Regular expressions (multiple match problem)

Discussion in 'C Programming' started by mikko.n, Apr 2, 2008.

  1. mikko.n

    mikko.n Guest

    I have recently been experimenting with GNU C library regular
    expression functions and noticed a problem with pattern matching. It
    seems to recognize only the first match but ignoring the rest of them.
    An example:

    mikko.c:
    -----

    #include <stdio.h>
    #include <regex.h>
    #include <sys/types.h>

    int main(int argc, char *argv[]) {
    regex_t p;
    regmatch_t pm[2];
    regcomp(&p,"k",0);
    regexec(&p,"mikko",2,pm,0);
    printf("start=%d end=%d\n",pm[0].rm_so,pm[0].rm_eo);
    printf("start=%d end=%d\n",pm[1].rm_so,pm[1].rm_eo);
    regfree(&p);
    return 0;
    }

    -----

    This intends to match regular expression 'k' against string 'mikko'
    and return start and end of two first matches in the array pm of
    regmatch_t:s. The output is, however:

    $ ./mikko
    start=2 end=3
    start=-1 end=-1

    instead of the expected

    start=2 end=3
    start=3 end=4

    Is this a bug in GNU library or have I overlooked something? I have
    not found any examples from the Internet of multiple subexpression
    matching with <regex.h> either.
    With more complicated regular expressions it usually seems to return
    only the first match as here, but with wildcards the largest match,
    nevertheless only one of them.

    Thanks,

    Mikko Nummelin
    mikko.n, Apr 2, 2008
    #1
    1. Advertising

  2. In article <>,
    mikko.n <> wrote:
    >I have recently been experimenting with GNU C library regular
    >expression functions and noticed a problem with pattern matching.
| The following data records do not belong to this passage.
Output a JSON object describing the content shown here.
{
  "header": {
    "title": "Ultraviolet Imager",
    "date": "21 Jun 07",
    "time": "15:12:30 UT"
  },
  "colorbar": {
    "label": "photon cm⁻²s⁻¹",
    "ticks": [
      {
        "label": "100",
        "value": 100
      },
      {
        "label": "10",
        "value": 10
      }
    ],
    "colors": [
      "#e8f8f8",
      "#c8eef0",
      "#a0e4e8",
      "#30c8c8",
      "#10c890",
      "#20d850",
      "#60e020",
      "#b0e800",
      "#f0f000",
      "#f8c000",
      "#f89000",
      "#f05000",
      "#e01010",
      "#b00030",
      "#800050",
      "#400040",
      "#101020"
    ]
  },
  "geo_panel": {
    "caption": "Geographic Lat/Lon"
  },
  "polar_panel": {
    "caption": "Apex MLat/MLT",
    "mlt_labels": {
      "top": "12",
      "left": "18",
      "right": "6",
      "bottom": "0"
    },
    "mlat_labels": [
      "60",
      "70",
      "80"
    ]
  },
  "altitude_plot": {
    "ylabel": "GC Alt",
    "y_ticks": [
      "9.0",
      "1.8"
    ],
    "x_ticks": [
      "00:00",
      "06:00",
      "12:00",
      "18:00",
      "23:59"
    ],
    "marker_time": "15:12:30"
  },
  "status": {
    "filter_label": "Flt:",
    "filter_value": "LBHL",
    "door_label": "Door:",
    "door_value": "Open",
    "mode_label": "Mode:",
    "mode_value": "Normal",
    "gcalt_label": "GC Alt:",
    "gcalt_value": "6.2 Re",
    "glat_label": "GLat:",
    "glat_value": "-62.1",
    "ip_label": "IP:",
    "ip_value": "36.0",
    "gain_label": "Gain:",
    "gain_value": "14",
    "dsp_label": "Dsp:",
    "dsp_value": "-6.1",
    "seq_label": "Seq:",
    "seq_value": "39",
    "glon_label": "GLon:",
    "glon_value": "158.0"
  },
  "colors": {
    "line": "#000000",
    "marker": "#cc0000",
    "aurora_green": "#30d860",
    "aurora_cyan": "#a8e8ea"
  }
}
    Then you should ask in a GNU newsgroup. Regular expressions are
    not part of the C standard, so the proper usage of
    any particular regular expression library should be discussed
    in the appropriate forum for that library.
    --
    "They called it golf because all the other four letter words
    were taken." -- Walter Hagen
    Walter Roberson, Apr 2, 2008
    #2
    1. Advertising

  3. On 2 Apr 2008 at 6:20, mikko.n wrote:
    > I have recently been experimenting with GNU C library regular
    > expression functions and noticed a problem with pattern matching. It
    > seems to recognize only the first match but ignoring the rest of them.
    > An example:
    >
    > mikko.c:
    > -----
    >
    > #include <stdio.h>
    > #include <regex.h>
    > #include <sys/types.h>
    >
    > int main(int argc, char *argv[]) {
    > regex_t p;
    > regmatch_t pm[2];
    > regcomp(&p,"k",0);
    > regexec(&p,"mikko",2,pm,0);
    > printf("start=%d end=%d\n",pm[0].rm_so,pm[0].rm_eo);
    > printf("start=%d end=%d\n",pm[1].rm_so,pm[1].rm_eo);
    > regfree(&p);
    > return 0;
    > }
    >
    > -----
    >
    > This intends to match regular expression 'k' against string 'mikko'
    > and return start and end of two first matches in the array pm of
    > regmatch_t:s. The output is, however:
    >
    > $ ./mikko
    > start=2 end=3
    > start=-1 end=-1
    >
    > instead of the expected
    >
    > start=2 end=3
    > start=3 end=4
    >
    > Is this a bug in GNU library or have I overlooked something? I have
    > not found any examples from the Internet of multiple subexpression
    > matching with <regex.h> either.
    > With more complicated regular expressions it usually seems to return
    > only the first match as here, but with wildcards the largest match,
    > nevertheless only one of them.


    The problem is that you misunderstand what a match is.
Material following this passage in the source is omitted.